The cerb family’s stm32f4’s have chip variants that accelerate encryption but they aren’t used for NETMF devices, and no one can tell me why (yea I’m throwing that to somebody). Further the Chips have support for encrypted traffic to and from the micro sd cards we’re all fond of, but again the encrypted functionality is not enabled.
Basically it’s treason for a US Citizen to export strong encryption systems.
@ Mr. John Smith - I am attending my first STM32F7 Hands-On-Lab on the 13th this month, and I am going to ask a lot of questions about security. This is my chance to see how the ST people are handling all the development stuff at first hand.
@ skeller - STM32F0 (Cortex-M0) has ST’s crypto accelerator, so SSL shouldn’t be too hard to implement there. WolfSSL supports the F2 line, and the hardware crypto in the F0 is the same, so it shouldn’t be a complex port.

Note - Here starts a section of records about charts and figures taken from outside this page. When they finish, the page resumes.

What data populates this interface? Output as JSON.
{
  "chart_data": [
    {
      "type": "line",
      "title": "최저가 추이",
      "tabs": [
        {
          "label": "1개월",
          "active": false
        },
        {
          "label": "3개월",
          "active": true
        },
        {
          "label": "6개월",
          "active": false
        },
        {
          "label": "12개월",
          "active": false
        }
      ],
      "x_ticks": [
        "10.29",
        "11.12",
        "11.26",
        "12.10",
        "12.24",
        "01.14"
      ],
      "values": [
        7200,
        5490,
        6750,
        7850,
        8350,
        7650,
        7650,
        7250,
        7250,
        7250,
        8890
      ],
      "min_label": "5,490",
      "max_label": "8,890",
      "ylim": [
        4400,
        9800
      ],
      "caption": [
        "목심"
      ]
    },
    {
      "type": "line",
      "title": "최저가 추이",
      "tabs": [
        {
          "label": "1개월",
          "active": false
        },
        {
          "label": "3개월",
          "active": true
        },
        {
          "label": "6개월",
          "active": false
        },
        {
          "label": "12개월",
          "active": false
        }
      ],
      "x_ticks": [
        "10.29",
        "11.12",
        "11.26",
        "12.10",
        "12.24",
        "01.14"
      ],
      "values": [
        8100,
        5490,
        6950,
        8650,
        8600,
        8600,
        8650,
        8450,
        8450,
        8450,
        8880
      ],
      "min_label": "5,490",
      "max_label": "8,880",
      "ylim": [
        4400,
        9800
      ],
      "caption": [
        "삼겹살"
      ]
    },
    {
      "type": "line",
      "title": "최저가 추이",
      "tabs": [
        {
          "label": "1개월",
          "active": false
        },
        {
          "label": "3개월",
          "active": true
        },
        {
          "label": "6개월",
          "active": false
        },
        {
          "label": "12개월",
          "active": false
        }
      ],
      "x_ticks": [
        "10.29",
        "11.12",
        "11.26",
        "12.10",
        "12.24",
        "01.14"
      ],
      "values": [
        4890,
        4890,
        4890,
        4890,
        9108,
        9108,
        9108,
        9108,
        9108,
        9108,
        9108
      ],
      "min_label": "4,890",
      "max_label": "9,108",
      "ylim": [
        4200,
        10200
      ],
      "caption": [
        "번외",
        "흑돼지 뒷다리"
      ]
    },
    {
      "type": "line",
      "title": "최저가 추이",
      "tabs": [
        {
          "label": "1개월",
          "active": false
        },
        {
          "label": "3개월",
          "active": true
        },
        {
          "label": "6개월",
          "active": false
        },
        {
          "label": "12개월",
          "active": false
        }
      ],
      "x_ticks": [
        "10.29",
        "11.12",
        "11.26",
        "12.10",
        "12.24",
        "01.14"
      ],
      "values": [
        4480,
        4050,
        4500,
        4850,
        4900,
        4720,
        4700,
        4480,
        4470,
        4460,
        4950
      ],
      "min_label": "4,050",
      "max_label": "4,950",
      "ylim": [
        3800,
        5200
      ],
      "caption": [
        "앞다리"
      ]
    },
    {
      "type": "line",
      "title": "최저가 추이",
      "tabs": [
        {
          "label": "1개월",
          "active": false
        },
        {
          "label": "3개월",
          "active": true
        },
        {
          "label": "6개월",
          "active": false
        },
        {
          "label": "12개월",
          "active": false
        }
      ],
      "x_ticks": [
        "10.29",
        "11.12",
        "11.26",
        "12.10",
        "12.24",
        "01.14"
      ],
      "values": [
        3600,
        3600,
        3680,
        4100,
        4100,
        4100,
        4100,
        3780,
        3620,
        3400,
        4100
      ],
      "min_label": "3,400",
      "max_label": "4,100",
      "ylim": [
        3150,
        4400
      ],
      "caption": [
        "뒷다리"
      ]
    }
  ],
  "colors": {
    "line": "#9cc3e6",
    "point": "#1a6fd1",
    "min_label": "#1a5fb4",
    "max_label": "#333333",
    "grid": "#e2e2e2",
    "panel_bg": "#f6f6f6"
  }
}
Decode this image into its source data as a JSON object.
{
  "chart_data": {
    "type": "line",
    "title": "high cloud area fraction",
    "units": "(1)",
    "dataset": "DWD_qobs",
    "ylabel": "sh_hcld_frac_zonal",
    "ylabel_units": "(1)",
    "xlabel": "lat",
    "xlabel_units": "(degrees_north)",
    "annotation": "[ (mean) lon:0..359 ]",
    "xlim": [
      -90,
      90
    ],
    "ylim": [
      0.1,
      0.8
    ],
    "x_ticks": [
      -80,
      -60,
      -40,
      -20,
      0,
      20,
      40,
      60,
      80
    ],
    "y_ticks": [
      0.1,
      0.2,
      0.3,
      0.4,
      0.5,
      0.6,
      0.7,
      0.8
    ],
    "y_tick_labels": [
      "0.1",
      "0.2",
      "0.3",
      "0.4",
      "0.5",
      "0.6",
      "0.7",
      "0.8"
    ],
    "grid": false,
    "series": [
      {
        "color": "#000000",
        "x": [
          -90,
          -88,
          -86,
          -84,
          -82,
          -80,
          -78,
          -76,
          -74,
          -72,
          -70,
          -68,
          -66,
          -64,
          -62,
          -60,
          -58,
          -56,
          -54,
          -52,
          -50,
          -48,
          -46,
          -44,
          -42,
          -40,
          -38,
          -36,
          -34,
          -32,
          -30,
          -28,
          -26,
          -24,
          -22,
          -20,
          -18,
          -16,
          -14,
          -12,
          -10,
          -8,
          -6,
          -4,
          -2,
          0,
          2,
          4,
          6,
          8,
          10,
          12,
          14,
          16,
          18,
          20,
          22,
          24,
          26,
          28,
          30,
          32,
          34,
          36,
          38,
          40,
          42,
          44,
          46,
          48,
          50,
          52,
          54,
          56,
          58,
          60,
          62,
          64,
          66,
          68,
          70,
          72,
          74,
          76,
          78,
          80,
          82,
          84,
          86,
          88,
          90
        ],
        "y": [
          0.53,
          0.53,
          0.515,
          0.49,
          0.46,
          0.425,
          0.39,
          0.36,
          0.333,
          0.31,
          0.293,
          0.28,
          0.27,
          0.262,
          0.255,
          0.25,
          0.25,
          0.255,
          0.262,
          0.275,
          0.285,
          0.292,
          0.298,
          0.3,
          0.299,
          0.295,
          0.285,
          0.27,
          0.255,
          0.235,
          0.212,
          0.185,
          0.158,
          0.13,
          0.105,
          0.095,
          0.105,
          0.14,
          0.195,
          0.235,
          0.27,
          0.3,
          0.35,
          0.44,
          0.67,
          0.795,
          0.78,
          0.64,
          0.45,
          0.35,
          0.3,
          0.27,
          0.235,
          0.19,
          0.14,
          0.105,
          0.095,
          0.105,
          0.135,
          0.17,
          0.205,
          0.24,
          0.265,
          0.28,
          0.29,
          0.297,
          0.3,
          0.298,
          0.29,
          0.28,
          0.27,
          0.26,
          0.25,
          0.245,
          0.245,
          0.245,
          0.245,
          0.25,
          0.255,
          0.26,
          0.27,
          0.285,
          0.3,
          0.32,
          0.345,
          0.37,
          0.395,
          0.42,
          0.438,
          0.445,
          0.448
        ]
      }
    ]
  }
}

This discussion of encrypted communication has been a big frustration for me the last few weeks. I am trying to develop a very small, 1.5" x 2", sensor interface board with RJ45 Ethernet for industrial use. Since it needs a frequent update time (every 30secs or less) power is required. If I have to run a wire it might was well be Ethernet with PoE. The two things I run into are encryption and network harware and drivers for hard wire ethernet. If I was willing to go down to tiny BGA devices I could get it done with M3 or M4 ARMS but at almost prototype quantities its hard to work with BGAs.
I really wish there was something in the .NETMF world that could meet the need. Currently the G120 is the smallest device to support SSL/TLS and its too big. Even the G80 is physically large (14mm x 14mm) for the application but it might work if it supported SSL/TLS. Still need to add a ENC28 to get to the network.
(yea I’m throwing that to somebody). Further the Chips have support for encrypted traffic to and from the micro sd cards we’re all fond of, but again the encrypted functionality is not enabled.
Hard to get this kind of information’s otherwise. Thanks.